The problem that we saw is not that we measured 1 m to be 1.05 after
combining them. The problem is that in one case you device measured
1 m +/- 0.01 , another 1.1 +/- 0.05. When you combine, average may
get to 1.05 but measurement accuracy will be worse than 0.01.

Stepan

On 3/25/16 12:02 PM, Timothy Nelson wrote:
> Stepan,
>
> When combining multiple independent measurements of a quantity, the error on the combined value depends only on the errors of the individual measurements and the number of measurements, and not on any systematic shift between the two independent techniques. I understand that it is natural to think otherwise, but this is basic statistics.
>
> To make this more intuitive, consider the following thought experiment:
>
> - I have two perfectly precise methods for measuring a length, but they are systematically different by 10%
> - I use those methods to measure something that is exactly one meter long.

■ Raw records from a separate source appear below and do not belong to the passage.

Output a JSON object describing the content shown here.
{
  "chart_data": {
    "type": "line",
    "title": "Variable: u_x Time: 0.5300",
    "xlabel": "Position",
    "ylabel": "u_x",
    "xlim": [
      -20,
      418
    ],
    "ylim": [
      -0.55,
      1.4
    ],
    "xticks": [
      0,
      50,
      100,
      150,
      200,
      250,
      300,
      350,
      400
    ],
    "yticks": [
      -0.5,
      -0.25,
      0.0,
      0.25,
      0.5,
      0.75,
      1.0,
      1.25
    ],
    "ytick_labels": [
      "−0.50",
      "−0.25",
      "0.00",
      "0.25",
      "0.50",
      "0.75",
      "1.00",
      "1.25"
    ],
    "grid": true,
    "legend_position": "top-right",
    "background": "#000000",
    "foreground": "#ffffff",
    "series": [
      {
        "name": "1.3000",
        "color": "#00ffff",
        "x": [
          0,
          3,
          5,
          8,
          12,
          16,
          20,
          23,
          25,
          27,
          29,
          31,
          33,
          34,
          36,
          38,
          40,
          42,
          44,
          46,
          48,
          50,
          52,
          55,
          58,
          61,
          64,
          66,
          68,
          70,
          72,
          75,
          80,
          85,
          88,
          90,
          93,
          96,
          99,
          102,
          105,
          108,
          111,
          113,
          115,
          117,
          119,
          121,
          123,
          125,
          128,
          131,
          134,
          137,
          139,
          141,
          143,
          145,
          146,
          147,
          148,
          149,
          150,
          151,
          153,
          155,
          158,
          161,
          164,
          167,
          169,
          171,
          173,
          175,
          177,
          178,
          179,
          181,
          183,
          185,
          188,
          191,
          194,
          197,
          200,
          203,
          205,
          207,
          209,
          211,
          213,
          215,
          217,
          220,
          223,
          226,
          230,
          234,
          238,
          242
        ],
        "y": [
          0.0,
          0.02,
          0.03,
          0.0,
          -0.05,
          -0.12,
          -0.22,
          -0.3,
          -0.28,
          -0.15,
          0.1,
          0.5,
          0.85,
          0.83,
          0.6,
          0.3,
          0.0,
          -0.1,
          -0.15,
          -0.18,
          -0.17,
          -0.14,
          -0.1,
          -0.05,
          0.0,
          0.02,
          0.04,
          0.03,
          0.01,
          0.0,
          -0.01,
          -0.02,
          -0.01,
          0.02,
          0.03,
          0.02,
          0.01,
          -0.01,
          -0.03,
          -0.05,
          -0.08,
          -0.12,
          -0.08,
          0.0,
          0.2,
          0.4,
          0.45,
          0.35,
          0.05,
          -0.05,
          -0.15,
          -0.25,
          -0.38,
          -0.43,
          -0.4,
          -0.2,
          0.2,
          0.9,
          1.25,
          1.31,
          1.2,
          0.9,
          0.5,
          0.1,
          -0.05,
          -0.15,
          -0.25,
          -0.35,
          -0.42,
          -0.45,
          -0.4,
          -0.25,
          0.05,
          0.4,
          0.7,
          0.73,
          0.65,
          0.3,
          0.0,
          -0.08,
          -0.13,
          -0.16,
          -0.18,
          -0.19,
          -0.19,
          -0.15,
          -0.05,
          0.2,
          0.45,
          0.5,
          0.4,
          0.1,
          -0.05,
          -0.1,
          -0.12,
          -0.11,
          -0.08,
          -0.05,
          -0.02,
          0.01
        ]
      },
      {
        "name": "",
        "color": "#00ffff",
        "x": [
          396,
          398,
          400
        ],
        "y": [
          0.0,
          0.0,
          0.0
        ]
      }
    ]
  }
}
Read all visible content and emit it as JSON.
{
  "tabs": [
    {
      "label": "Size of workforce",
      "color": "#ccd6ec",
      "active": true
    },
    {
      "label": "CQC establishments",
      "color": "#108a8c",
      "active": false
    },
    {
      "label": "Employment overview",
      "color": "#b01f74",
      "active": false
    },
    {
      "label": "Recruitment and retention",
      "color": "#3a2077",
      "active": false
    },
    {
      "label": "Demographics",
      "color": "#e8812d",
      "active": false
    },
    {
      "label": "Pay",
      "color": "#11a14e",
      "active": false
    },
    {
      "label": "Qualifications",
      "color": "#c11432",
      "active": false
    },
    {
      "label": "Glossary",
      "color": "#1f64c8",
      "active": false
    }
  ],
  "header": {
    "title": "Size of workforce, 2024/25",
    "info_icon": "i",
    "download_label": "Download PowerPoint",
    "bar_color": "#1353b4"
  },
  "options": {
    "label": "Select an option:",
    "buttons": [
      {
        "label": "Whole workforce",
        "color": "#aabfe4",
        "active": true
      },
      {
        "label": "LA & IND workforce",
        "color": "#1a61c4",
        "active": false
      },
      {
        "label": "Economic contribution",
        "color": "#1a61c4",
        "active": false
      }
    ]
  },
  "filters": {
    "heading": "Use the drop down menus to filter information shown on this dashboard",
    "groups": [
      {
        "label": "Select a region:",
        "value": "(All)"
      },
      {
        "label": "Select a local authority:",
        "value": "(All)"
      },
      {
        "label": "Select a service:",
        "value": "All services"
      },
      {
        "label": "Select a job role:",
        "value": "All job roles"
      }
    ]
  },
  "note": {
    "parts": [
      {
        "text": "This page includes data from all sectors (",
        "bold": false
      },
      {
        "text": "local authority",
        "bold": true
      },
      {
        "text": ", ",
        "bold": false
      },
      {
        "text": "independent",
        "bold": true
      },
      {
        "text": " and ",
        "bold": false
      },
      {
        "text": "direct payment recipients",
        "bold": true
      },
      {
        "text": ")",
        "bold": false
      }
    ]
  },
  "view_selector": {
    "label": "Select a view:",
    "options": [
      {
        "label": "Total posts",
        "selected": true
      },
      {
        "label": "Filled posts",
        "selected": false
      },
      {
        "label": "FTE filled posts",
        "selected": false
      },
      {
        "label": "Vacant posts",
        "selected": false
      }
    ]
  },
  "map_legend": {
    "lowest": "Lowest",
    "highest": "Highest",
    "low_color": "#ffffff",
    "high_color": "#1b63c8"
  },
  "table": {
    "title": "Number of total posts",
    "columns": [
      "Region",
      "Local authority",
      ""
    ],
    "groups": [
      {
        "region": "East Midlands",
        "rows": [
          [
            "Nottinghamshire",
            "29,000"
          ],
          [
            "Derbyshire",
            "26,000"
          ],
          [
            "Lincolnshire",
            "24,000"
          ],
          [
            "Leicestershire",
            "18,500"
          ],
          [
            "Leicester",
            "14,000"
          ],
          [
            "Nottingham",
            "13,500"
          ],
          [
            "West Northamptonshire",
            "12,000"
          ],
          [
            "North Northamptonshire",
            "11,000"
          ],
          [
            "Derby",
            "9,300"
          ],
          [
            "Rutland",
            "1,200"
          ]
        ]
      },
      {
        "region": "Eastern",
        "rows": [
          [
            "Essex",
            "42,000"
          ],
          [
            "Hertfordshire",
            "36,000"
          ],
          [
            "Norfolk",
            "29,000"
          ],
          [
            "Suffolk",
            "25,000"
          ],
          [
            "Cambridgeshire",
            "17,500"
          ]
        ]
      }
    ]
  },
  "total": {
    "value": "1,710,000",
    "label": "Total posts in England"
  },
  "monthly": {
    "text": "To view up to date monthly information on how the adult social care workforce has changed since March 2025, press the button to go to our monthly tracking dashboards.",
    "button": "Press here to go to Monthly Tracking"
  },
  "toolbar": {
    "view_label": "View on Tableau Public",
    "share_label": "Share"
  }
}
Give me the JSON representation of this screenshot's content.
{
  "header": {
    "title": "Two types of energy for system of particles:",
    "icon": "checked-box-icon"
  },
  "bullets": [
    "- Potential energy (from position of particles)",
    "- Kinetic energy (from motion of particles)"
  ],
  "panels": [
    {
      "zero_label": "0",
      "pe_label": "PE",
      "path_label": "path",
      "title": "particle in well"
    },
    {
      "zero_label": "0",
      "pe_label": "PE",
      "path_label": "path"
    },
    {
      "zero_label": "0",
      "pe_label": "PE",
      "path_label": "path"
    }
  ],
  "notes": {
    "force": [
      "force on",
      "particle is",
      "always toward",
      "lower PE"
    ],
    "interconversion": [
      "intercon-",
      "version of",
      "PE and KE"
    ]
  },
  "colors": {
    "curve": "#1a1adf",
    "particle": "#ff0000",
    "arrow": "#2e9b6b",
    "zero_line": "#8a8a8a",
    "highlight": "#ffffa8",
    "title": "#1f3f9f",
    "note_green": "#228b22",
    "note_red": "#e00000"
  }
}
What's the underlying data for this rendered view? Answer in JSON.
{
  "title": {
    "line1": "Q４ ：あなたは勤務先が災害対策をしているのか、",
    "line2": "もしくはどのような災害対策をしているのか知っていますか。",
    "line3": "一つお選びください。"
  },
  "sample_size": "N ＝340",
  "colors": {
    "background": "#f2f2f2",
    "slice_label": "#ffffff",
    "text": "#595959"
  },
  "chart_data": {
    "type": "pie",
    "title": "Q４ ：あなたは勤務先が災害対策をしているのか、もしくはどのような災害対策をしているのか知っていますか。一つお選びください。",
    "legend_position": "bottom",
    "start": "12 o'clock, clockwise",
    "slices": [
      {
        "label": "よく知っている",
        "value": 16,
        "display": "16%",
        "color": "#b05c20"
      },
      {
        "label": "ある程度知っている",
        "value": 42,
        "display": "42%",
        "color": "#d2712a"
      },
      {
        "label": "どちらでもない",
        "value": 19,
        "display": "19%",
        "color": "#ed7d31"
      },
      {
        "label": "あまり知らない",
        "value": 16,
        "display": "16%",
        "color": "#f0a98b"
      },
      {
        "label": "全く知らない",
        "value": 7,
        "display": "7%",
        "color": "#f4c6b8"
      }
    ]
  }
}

> - Therefore, one technique always gives exactly 1.0 meters and the other technique always gives exactly 1.1 meters
> - When I combine those two measurements, the combination is always exactly 1.05 meters, no more, no less.
>
> Obviously, from this extreme example, one can see that a systematic shift, even one that is infinitely larger than the error of either measurement alone, does not result in a wider distribution for the combined result.